Returning in a taxi Pamela had to restrain herself from snuggling up against him. Then as they entered the house, she realised she wanted Hugo to kiss her. She wanted him to kiss her as she had seen him kiss her mother.
He went ahead of her into the kitchen, saying, ‘I’m going to drink a glass of water before going to bed. Always drink water after wine.’
She followed, and came to a stop just inside the kitchen doorway.
‘That was a lovely evening, Hugo.’
‘Wasn’t it just?’
He drank his glass of water.
‘You’re a lovely girl, Pammy.’
‘Come and say goodnight.’
The devil was in her. She felt her power. He came as she commanded.
‘Kiss me goodnight.’
He took her in his arms, at first with his hands on the backs of her shoulde
rs, as you might an old friend. She leaned in to him. His hands moved, to hold her more closely. His face came down to hers. He kissed her, a real kiss, on the mouth.
Pamela imagined herself as a child again, out in the hall, seeing through the kitchen door: two grown-ups locked in a kiss.
He moved back from her.
‘Look,’ he said, ‘I shouldn’t have done that.
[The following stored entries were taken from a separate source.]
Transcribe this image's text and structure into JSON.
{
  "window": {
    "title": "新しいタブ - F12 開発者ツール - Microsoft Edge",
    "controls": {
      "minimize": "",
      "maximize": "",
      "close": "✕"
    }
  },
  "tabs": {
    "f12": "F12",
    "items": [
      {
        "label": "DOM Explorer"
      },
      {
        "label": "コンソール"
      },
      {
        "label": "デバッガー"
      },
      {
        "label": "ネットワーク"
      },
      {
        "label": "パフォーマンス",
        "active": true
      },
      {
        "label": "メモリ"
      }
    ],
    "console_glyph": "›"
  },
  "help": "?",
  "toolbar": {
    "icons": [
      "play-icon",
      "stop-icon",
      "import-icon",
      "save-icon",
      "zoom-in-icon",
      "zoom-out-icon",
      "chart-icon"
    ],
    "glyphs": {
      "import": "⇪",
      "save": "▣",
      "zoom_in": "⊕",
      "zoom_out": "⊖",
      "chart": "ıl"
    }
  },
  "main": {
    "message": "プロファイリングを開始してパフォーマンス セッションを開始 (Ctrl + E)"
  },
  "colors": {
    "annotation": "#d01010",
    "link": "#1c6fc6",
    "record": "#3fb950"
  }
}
I think we’d better just pretend it never happened. I apologise. I just couldn’t stop myself.’
‘It does take two, you know.’
‘I’m the responsible one here. I’m simply taking advantage of you, a guest in my house, the daughter of an old friend. My behaviour is unforgivable.’
‘So is mine,’ said Pamela.
‘Don’t, Pammy.’ He waved a hand before his face, as if in doing so he could erase the effect she had on him. ‘You mustn’t encourage me. I’m no good for you. You could have any man you wanted. You’re simply the most beautiful girl I’ve ever met.’
Helplessly, pitifully, his eyes implored her for mercy.
‘Darling Hugo.’
‘No, Pamela, don’t look at me like that. I’m only flesh and blood.’
‘I don’t know how else to look at you,’ she said.
‘If it wasn’t for Harriet, and Emily, God knows … ’
He pushed his hands wildly through his hair. ‘It’s all right,’ said Pamela. ‘I understand. You have to look after Harriet.’
‘You do see that, don’t you? She needs me.’
‘Of course. You’re a sweet man, Hugo. I love you for that.’
She kissed him again, but this time chastely, on the cheek. Then she went up to her room.
41
On that Monday evening in Kilnacarry a soft drizzle filled the air, beneath an overcast sky. Mary Brennan, flanked by Father Flannery on one side and her brother Eamonn on the other, made her way down the hillside path to Buckle Bay. The beach was packed with silent pilgrims, for all the damp weather. They wore scarves over their heads, and hoods, and wool hats. They had been waiting patiently for an hour and more.
As Mary came in sight a rustling murmur passed through the crowd, and all eyes turned to see her. She was walking fast, her eyes cast down, her hair hidden beneath a scarf tied under her chin. Those in the crowd who remembered her from the time of the visions were shocked to see that she had become a handsome woman. Their voices murmured as she passed by.